[BUG] Intermittent bug decompressing files in the parquet reader in 24.08.
This is a complex bug. It was initially seen running NDS benchmarks on H100 machines. We could not get it to reproduce on other machines, although later investigation leads up to believe this probably isn't actually H100 specific, but is more of a timing/race sort of issue that H100 perturbs into happening.
-
During one of the NDS queries, we can get a fairly reproducible failure to decompress a parquet file, which sometimes manifests as an overt exception thrown by the reader "Error during decompression", but also seems to manifest as simply corrupt data, leading the benchmark to fail validation against the CPU.
-
This reproduces in 24.08, but not 24.06. Also, it does not seem to reproduce from a clean local cudf build. Only from a
libcudf.sothat comes out of thespark-rapids-jnienvironment. -
We managed to get a reproducible case with a handful of files that are coalesced by Spark and handed to cudf. See attached.
-
Running a process that has >= 2 threads that spin forever and randomly load from the selection of files, on an H100 machine will produce the exception reasonably quickly. Typically within < 1000 loads per thread (which only takes seconds - these files are tiny).
-
These files are gzip compressed, which is somewhat out of the ordinary. After digging into this quite a bit, the hand-rolled
gpuinflateimplementation in cudf seemed to be a likely candidate.

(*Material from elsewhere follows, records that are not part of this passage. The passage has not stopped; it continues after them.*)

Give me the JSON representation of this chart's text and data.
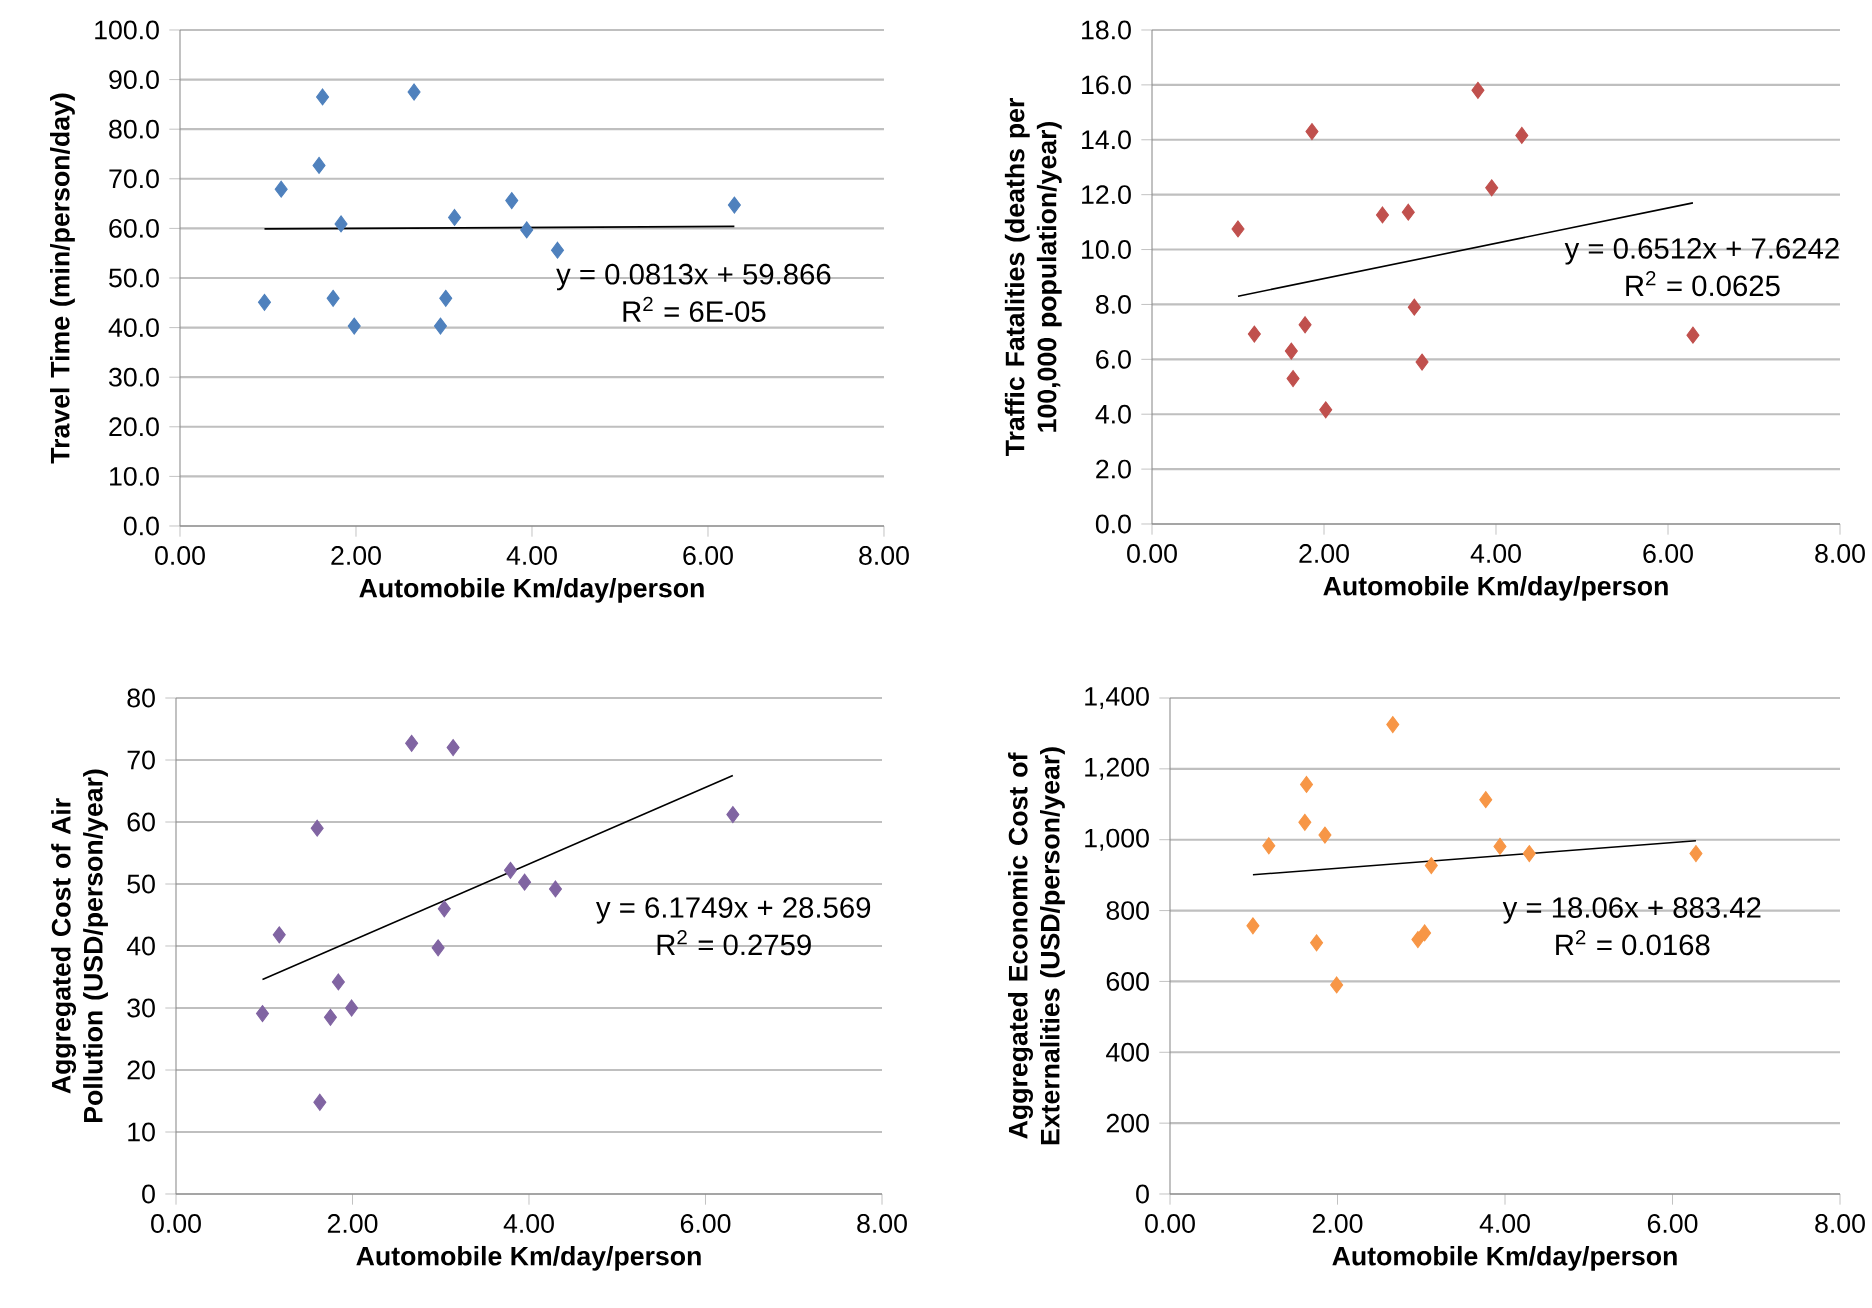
{
  "chart_data": [
    {
      "type": "scatter",
      "xlabel": "Automobile Km/day/person",
      "ylabel": "Travel Time (min/person/day)",
      "marker": "diamond",
      "grid": "y",
      "xlim": [
        0,
        8
      ],
      "xticks": [
        {
          "value": 0,
          "label": "0.00"
        },
        {
          "value": 2,
          "label": "2.00"
        },
        {
          "value": 4,
          "label": "4.00"
        },
        {
          "value": 6,
          "label": "6.00"
        },
        {
          "value": 8,
          "label": "8.00"
        }
      ],
      "ylim": [
        0,
        100
      ],
      "yticks": [
        {
          "value": 0,
          "label": "0.0"
        },
        {
          "value": 10,
          "label": "10.0"
        },
        {
          "value": 20,
          "label": "20.0"
        },
        {
          "value": 30,
          "label": "30.0"
        },
        {
          "value": 40,
          "label": "40.0"
        },
        {
          "value": 50,
          "label": "50.0"
        },
        {
          "value": 60,
          "label": "60.0"
        },
        {
          "value": 70,
          "label": "70.0"
        },
        {
          "value": 80,
          "label": "80.0"
        },
        {
          "value": 90,
          "label": "90.0"
        },
        {
          "value": 100,
          "label": "100.0"
        }
      ],
      "series": [
        {
          "color": "#4f81bd",
          "x": [
            0.96,
            1.15,
            1.58,
            1.62,
            1.74,
            1.83,
            1.98,
            2.66,
            2.96,
            3.02,
            3.12,
            3.77,
            3.94,
            4.29,
            6.3
          ],
          "values": [
            45.1,
            67.9,
            72.7,
            86.5,
            45.9,
            60.9,
            40.3,
            87.5,
            40.3,
            45.9,
            62.2,
            65.6,
            59.7,
            55.6,
            64.7
          ]
        },
        {
          "type": "line",
          "color": "#000000",
          "x": [
            0.96,
            6.3
          ],
          "values": [
            59.9,
            60.4
          ],
          "marker": "none"
        }
      ],
      "annotations": [
        "y = 0.0813x + 59.866",
        "R$^{2}$ = 6E-05"
      ]
    },
    {
      "type": "scatter",
      "xlabel": "Automobile Km/day/person",
      "ylabel": "Traffic Fatalities (deaths per 100,000 population/year)",
      "marker": "diamond",
      "grid": "y",
      "xlim": [
        0,
        8
      ],
      "xticks": [
        {
          "value": 0,
          "label": "0.00"
        },
        {
          "value": 2,
          "label": "2.00"
        },
        {
          "value": 4,
          "label": "4.00"
        },
        {
          "value": 6,
          "label": "6.00"
        },
        {
          "value": 8,
          "label": "8.00"
        }
      ],
      "ylim": [
        0,
        18
      ],
      "yticks": [
        {
          "value": 0,
          "label": "0.0"
        },
        {
          "value": 2,
          "label": "2.0"
        },
        {
          "value": 4,
          "label": "4.0"
        },
        {
          "value": 6,
          "label": "6.0"
        },
        {
          "value": 8,
          "label": "8.0"
        },
        {
          "value": 10,
          "label": "10.0"
        },
        {
          "value": 12,
          "label": "12.0"
        },
        {
          "value": 14,
          "label": "14.0"
        },
        {
          "value": 16,
          "label": "16.0"
        },
        {
          "value": 18,
          "label": "18.0"
        }
      ],
      "series": [
        {
          "color": "#c0504d",
          "x": [
            1.0,
            1.19,
            1.62,
            1.64,
            1.78,
            1.86,
            2.02,
            2.68,
            2.98,
            3.05,
            3.14,
            3.79,
            3.95,
            4.3,
            6.29
          ],
          "values": [
            10.75,
            6.92,
            6.3,
            5.3,
            7.26,
            14.3,
            4.16,
            11.26,
            11.36,
            7.9,
            5.9,
            15.8,
            12.25,
            14.16,
            6.88
          ]
        },
        {
          "type": "line",
          "color": "#000000",
          "x": [
            1.0,
            6.29
          ],
          "values": [
            8.3,
            11.7
          ],
          "marker": "none"
        }
      ],
      "annotations": [
        "y = 0.6512x + 7.6242",
        "R$^{2}$ = 0.0625"
      ]
    },
    {
      "type": "scatter",
      "xlabel": "Automobile Km/day/person",
      "ylabel": "Aggregated Cost of Air Pollution (USD/person/year)",
      "marker": "diamond",
      "grid": "y",
      "xlim": [
        0,
        8
      ],
      "xticks": [
        {
          "value": 0,
          "label": "0.00"
        },
        {
          "value": 2,
          "label": "2.00"
        },
        {
          "value": 4,
          "label": "4.00"
        },
        {
          "value": 6,
          "label": "6.00"
        },
        {
          "value": 8,
          "label": "8.00"
        }
      ],
      "ylim": [
        0,
        80
      ],
      "yticks": [
        0,
        10,
        20,
        30,
        40,
        50,
        60,
        70,
        80
      ],
      "series": [
        {
          "color": "#8064a2",
          "x": [
            0.98,
            1.17,
            1.6,
            1.63,
            1.75,
            1.84,
            1.99,
            2.67,
            2.97,
            3.04,
            3.14,
            3.79,
            3.95,
            4.3,
            6.31
          ],
          "values": [
            29.1,
            41.8,
            59.0,
            14.8,
            28.5,
            34.2,
            30.0,
            72.7,
            39.7,
            46.0,
            72.0,
            52.2,
            50.3,
            49.2,
            61.2
          ]
        },
        {
          "type": "line",
          "color": "#000000",
          "x": [
            0.98,
            6.31
          ],
          "values": [
            34.6,
            67.5
          ],
          "marker": "none"
        }
      ],
      "annotations": [
        "y = 6.1749x + 28.569",
        "R$^{2}$ = 0.2759"
      ]
    },
    {
      "type": "scatter",
      "xlabel": "Automobile Km/day/person",
      "ylabel": "Aggregated Economic Cost of Externalities (USD/person/year)",
      "marker": "diamond",
      "grid": "y",
      "xlim": [
        0,
        8
      ],
      "xticks": [
        {
          "value": 0,
          "label": "0.00"
        },
        {
          "value": 2,
          "label": "2.00"
        },
        {
          "value": 4,
          "label": "4.00"
        },
        {
          "value": 6,
          "label": "6.00"
        },
        {
          "value": 8,
          "label": "8.00"
        }
      ],
      "ylim": [
        0,
        1400
      ],
      "yticks": [
        0,
        200,
        400,
        600,
        800,
        {
          "value": 1000,
          "label": "1,000"
        },
        {
          "value": 1200,
          "label": "1,200"
        },
        {
          "value": 1400,
          "label": "1,400"
        }
      ],
      "series": [
        {
          "color": "#f79646",
          "x": [
            0.99,
            1.18,
            1.61,
            1.63,
            1.75,
            1.85,
            1.99,
            2.66,
            2.96,
            3.04,
            3.12,
            3.77,
            3.94,
            4.29,
            6.28
          ],
          "values": [
            757,
            983,
            1049,
            1156,
            709,
            1013,
            590,
            1325,
            718,
            737,
            927,
            1113,
            981,
            961,
            961
          ]
        },
        {
          "type": "line",
          "color": "#000000",
          "x": [
            0.99,
            6.28
          ],
          "values": [
            901,
            997
          ],
          "marker": "none"
        }
      ],
      "annotations": [
        "y = 18.06x + 883.42",
        "R$^{2}$ = 0.0168"
      ]
    }
  ]
}
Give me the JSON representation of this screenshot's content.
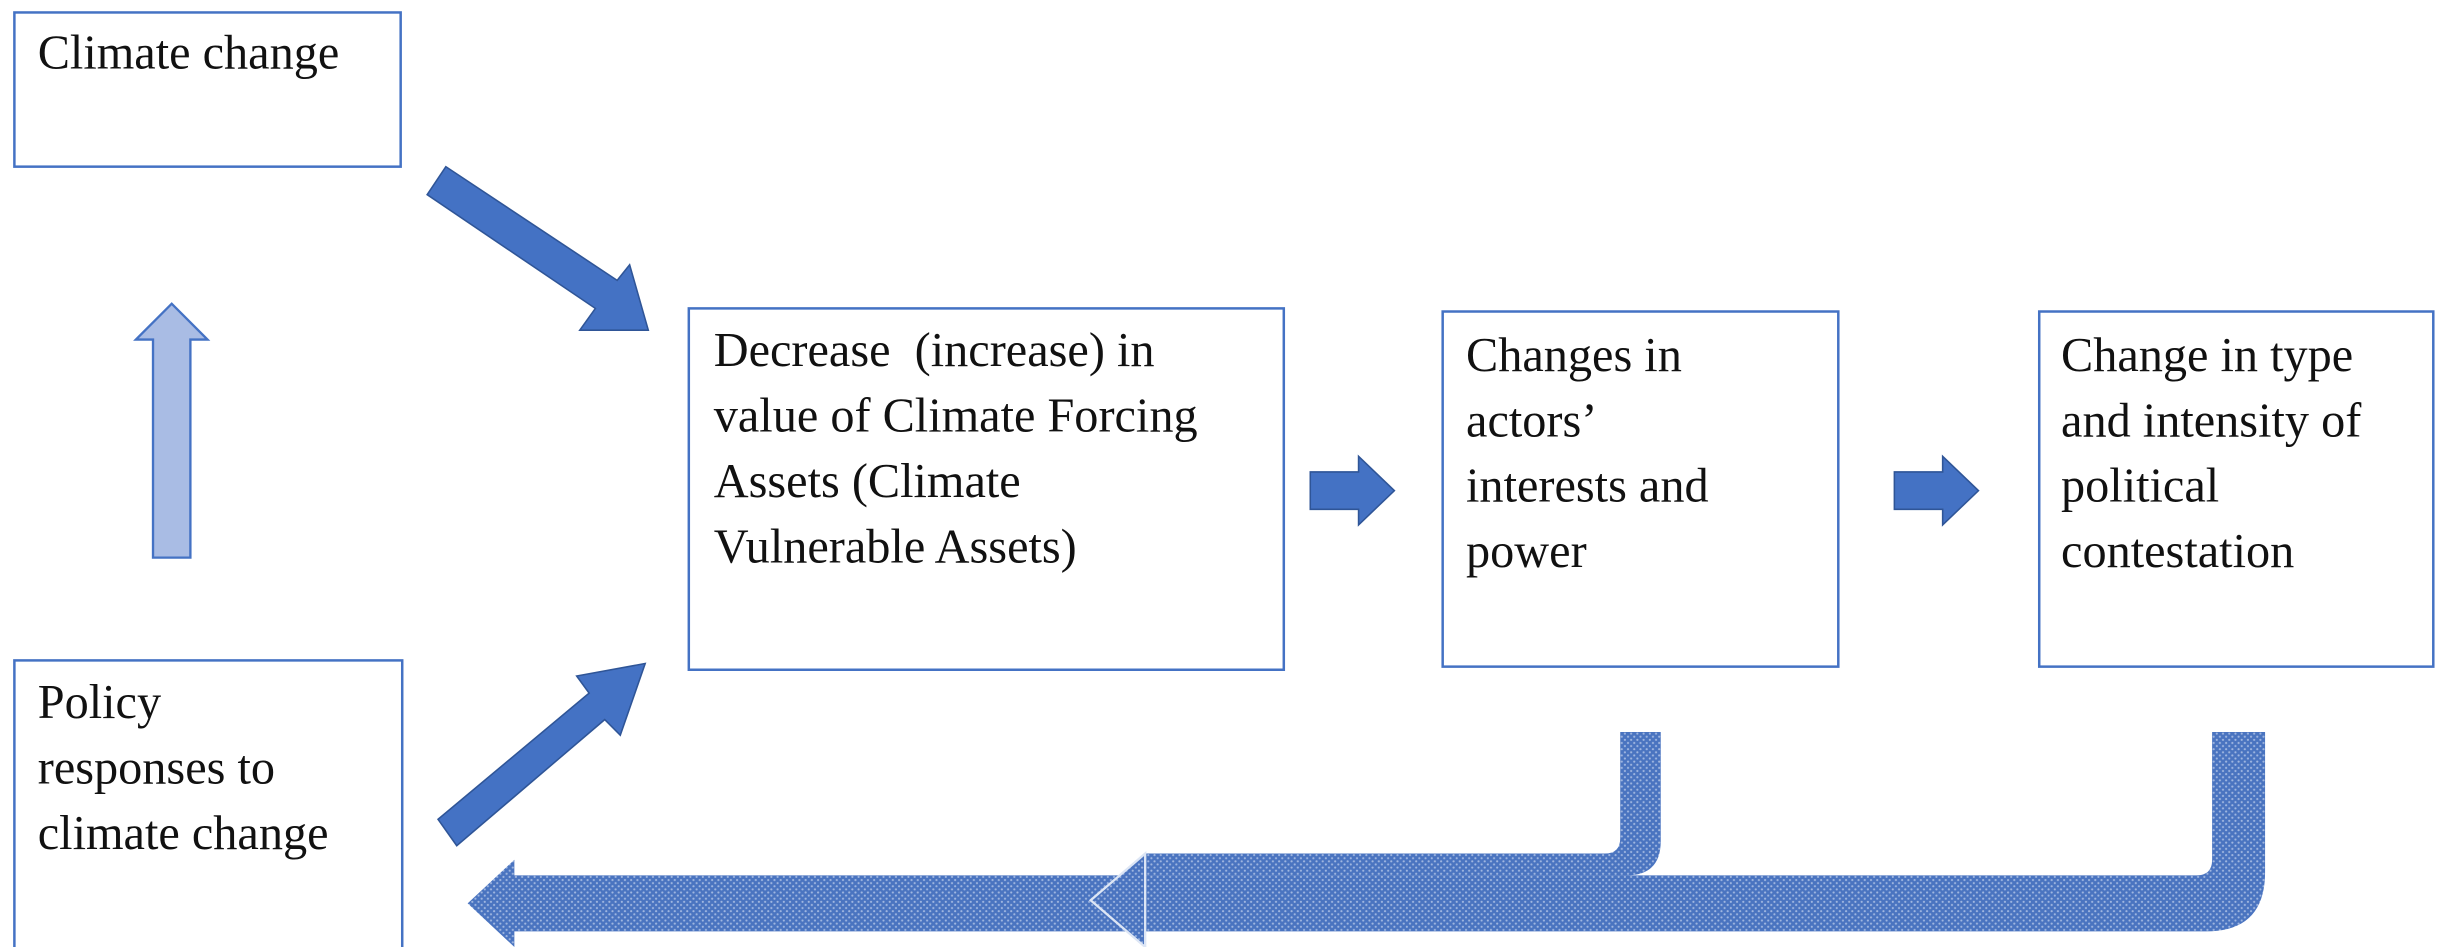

It does some odd things passing messages between warps that seem like they're probably UB. Andcompute-sanitizerdoes complain about races in the kernel. I wasn't able to narrow it all the way down though. -
Instead, I tried swapping
gpuinflateout entirely and just using nvcomp for gzip. With one caveat, this makes the problem go away. The machine that repros the issue remains fine after hundreds of thousands of loads across multiple threads. -
The big caveat from above is that the nvcomp gzip decompressor seems to have explicit trouble with the file
dbgdump586530430.parquet. It quietly fails to decode the first data page, but doesn't produce an error. It seems likely that this is a different issue entirely and I've sent a repro to nvcomp. If I remove this file from the rotation and run the test, there are no issues.
So, while not 100% conclusive, it seems like the gpuinflate() implementation in cudf has some race/timing/synchronization issues which occasionally can cause failures, with H100 being a good way to do it.
I put up a branch with my (very much quick-and-dirty) nvcomp integration. https://github.com/nvdbaranec/cudf/tree/nvcomp_2408_integration
For some reason, github isn't letting me upload the archive (it's only 97k). Ping me on slack if you'd like to see it.
Thank you @nvdbaranec for working on this new integration. Adding gzip support to the nvCOMP adaptor seems like a good option. Does Spark-RAPIDS use LIBCUDF_NVCOMP_POLICY option of STABLE? https://docs.rapids.ai/api/cudf/nightly/user_guide/io/io/#nvcomp-integration
Does Spark-RAPIDS use LIBCUDF_NVCOMP_POLICY option of STABLE ?
Indirectly, yes. We don't set the LIBCUDF_NVCOMP_POLICY environment variable, and STABLE is the default.
The big caveat from above is that the nvcomp gzip decompressor seems to have explicit trouble with the file dbgdump586530430.parquet
@nvdbaranec does this failure still occur with nvCOMP 4.2.0.11 (or 5.0)?
Adding gzip support to the nvCOMP adaptor seems like a good option.
@sameerz if Spark-RAPIDS confirms successful execution of NDS 3K with Parquet GZIP, then we could switch to using nvCOMP by default for these files.